Catholics are forbidden to take communion with non-Catholic Christians; non-Catholic Christians are forbidden to take communion with Catholics. Whatever it is that keeps others from converting to Catholicism keeps them from being in communion with us. They are ex-communicated by their own choice not to accept the Church's teaching and discipline. All who wish to take Communion may do so after they accept the creed, code, and cult of the Roman Catholic Church.
§ 13 "The first divisions occurred in the East, when the dogmatic formulae of the Councils of Ephesus and Chalcedon were challenged, and later when ecclesiastical communion between the Eastern Patriarchates and the Roman See was dissolved."
  • Ephesus = 431 AD.
  • Chalcedon = 451 AD.
  • Great Schism between East and West = 1054 AD.

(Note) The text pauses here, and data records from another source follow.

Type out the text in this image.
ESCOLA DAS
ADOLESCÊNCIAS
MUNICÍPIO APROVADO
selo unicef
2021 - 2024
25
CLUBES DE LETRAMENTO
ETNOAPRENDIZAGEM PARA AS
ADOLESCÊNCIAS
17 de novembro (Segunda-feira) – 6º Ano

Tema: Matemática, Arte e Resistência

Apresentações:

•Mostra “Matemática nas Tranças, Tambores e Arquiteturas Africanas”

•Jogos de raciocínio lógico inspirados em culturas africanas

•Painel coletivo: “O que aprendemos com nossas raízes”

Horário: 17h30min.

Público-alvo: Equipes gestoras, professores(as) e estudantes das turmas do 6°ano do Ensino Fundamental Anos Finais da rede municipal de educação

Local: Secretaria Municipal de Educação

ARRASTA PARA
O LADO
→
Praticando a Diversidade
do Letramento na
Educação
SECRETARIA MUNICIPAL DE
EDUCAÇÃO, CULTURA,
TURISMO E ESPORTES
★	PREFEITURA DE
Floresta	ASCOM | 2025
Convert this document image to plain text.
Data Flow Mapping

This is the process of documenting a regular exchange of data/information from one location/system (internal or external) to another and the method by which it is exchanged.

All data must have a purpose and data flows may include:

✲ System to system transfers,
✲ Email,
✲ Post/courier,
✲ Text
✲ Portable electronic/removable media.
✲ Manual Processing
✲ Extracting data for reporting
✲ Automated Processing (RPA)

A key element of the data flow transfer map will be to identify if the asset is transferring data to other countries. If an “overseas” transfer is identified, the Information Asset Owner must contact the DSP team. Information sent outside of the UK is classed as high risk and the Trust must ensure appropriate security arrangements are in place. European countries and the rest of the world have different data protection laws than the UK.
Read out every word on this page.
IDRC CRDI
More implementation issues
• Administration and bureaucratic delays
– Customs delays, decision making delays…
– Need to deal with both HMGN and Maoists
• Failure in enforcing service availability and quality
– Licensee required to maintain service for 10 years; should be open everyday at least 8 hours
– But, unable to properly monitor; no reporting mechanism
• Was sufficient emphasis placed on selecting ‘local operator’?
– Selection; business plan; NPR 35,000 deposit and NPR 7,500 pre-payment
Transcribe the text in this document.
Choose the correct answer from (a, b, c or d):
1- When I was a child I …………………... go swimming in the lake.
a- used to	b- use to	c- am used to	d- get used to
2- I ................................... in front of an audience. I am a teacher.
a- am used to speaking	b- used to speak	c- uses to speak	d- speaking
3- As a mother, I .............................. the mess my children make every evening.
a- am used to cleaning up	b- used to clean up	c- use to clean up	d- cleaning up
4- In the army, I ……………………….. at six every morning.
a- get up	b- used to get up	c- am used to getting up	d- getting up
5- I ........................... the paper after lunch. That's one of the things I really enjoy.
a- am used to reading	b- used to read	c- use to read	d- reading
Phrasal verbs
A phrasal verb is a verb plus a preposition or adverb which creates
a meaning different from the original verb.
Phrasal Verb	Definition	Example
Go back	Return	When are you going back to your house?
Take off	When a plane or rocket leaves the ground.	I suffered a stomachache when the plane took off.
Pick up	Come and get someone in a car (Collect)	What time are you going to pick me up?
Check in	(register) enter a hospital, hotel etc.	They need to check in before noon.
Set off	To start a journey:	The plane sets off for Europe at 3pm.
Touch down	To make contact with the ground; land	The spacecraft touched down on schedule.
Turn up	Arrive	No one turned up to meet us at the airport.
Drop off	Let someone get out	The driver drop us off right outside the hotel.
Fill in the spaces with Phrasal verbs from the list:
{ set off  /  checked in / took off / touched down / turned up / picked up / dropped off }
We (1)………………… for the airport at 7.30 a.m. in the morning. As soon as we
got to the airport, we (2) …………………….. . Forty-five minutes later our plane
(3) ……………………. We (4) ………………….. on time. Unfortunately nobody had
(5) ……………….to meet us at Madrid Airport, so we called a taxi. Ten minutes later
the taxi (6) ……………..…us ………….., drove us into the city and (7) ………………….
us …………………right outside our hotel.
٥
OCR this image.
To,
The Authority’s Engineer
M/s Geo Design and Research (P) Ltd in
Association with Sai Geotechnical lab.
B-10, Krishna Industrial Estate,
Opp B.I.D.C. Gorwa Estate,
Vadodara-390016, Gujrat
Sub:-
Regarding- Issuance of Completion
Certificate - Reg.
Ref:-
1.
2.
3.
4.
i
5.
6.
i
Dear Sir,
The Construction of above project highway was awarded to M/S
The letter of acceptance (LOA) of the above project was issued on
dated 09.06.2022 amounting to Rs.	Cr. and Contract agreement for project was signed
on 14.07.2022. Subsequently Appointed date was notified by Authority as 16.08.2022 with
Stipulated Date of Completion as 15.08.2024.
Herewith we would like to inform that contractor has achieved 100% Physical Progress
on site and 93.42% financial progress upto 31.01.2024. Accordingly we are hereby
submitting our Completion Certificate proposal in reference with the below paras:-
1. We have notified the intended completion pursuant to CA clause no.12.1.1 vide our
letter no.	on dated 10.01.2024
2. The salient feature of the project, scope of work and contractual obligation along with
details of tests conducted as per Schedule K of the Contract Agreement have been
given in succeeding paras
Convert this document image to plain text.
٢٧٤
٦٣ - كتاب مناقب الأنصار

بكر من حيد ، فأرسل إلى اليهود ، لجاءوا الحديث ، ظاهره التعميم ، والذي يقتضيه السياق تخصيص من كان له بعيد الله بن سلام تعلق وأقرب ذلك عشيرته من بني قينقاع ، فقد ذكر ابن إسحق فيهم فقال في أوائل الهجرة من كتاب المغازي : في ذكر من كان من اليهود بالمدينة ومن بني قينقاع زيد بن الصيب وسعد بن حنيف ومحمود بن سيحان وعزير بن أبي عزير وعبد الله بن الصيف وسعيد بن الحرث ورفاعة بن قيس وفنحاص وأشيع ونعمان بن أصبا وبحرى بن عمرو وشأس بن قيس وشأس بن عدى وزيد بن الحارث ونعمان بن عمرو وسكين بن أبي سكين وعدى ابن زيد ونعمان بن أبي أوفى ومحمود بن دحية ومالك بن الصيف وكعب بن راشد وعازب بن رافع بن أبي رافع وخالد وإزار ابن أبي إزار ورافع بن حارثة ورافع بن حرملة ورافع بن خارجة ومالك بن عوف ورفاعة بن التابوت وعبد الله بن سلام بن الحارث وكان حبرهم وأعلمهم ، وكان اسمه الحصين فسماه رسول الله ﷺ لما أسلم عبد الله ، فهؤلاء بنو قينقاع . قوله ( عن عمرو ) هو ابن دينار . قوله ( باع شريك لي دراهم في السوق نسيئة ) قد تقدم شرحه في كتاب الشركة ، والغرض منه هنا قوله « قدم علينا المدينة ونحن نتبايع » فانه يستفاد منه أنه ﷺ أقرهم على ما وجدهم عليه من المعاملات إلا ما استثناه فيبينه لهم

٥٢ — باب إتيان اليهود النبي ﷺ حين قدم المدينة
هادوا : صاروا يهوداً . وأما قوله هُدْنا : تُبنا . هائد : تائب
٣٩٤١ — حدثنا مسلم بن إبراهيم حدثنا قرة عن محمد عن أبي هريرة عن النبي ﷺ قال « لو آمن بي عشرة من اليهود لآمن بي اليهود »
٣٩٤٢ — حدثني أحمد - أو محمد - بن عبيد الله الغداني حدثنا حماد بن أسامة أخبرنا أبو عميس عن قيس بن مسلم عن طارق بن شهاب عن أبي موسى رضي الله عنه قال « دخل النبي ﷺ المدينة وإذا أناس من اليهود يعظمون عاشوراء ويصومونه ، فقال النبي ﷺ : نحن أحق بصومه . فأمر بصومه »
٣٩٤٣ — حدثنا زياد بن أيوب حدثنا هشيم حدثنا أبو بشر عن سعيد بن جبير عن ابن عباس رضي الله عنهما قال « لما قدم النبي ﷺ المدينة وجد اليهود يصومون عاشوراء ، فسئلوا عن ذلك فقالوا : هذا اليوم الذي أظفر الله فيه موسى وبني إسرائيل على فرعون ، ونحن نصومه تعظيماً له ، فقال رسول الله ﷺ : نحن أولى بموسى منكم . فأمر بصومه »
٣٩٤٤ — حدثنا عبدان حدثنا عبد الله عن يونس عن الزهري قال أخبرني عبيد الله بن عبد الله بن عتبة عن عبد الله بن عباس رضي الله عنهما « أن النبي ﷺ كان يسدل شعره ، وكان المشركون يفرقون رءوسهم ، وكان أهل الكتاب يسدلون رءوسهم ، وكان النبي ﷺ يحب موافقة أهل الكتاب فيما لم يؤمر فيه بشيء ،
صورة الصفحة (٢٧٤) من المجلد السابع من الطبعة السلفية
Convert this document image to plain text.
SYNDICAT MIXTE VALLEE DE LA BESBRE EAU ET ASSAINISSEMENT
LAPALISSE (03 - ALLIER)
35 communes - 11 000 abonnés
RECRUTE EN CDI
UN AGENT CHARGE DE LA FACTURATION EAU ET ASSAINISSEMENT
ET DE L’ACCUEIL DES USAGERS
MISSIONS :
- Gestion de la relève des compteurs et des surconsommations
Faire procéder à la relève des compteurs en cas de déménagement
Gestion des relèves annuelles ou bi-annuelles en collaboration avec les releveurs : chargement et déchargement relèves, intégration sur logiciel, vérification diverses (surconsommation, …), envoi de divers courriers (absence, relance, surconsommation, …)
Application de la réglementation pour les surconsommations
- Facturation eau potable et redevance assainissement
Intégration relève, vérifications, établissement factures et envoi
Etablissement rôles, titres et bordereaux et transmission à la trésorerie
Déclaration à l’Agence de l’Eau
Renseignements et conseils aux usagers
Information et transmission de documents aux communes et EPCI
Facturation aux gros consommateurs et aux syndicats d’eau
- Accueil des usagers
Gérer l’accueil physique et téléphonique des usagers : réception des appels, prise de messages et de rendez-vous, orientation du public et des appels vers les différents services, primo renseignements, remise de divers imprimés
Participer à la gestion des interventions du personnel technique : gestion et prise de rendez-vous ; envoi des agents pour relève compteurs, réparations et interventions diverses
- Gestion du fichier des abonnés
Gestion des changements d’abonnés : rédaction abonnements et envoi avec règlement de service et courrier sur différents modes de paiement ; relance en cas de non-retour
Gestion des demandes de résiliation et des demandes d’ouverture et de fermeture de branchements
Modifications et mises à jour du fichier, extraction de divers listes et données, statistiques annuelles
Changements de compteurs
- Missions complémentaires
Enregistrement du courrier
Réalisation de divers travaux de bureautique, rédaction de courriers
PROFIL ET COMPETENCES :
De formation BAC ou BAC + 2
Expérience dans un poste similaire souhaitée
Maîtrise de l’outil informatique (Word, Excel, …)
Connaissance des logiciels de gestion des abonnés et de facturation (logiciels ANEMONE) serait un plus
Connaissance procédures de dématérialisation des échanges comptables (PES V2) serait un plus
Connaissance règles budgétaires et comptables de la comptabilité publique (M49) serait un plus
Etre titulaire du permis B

"Other divisions arose more than four centuries later in the West, stemming from the events which are usually referred to as 'The Reformation' [1517 AD]. As a result, many Communions, national or confessional, were separated from the Roman See. Among those in which Catholic traditions and institutions in part continue to exist, the Anglican Communion occupies a special place."

Eastern Orthodox
  • The Roman Catholic Church accepts the validity of all seven sacraments in the Eastern Orthodox churches; their bishops, like those of Rome, are successors of the apostles.
  • The Eastern Orthodox accept the validity of the first seven councils of the Church; there have been fourteen other councils in Roman Catholicism. The Orthodox reject the teachings of those subsequent councils, especially that of Vatican I that the pope can exercise the infallibility of the whole Church in teaching matters of faith and morals.
  • The Eastern Orthodox have two extra books in the Old Testament from the time of the Maccabees.
  • The Eastern Orthodox deny the primacy of the pope (the doctrine that the pope has the final say in matters of Church discipline).
§ 15 "These Churches, although separated from us, yet possess true sacraments and above all, by apostolic succession, the priesthood and the Eucharist, whereby they are linked with us in closest intimacy. Therefore some worship in common [communicatio in sacris], given suitable circumstances and the approval of Church authority, is not only possible but to be encouraged."
§ 19
Protestant Christians
The only certain thing that can be said about the tens of thousands of varieties of Christianity derived from the Western schisms is that they are not Catholic. The Protestants disagree not only with Catholics but also with each other. For each denomination of Protestantism--including the myriad of "non-denominational" churches!--an individual assessment would have to be made to determine the extent to which that particular body has kept elements of the Deposit of Faith.

"Since these Churches and ecclesial Communities, on account of their different origins, and different teachings in matters of doctrine on the spiritual life, vary considerably not only with us, but also among themselves, the task of describing them at all adequately is extremely difficult; and we have no intention of making such an attempt here." Me, neither!

§ 22 "Whenever the Sacrament of Baptism is duly administered as Our Lord instituted it, and is received with the right dispositions, a person is truly incorporated into the crucified and glorified Christ, and reborn to a sharing of the divine life, as the Apostle says: 'You were buried together with Him in Baptism, and in Him also rose again--through faith in the working of God, who raised Him from the dead.' Baptism therefore establishes a sacramental bond of unity which links all who have been reborn by it."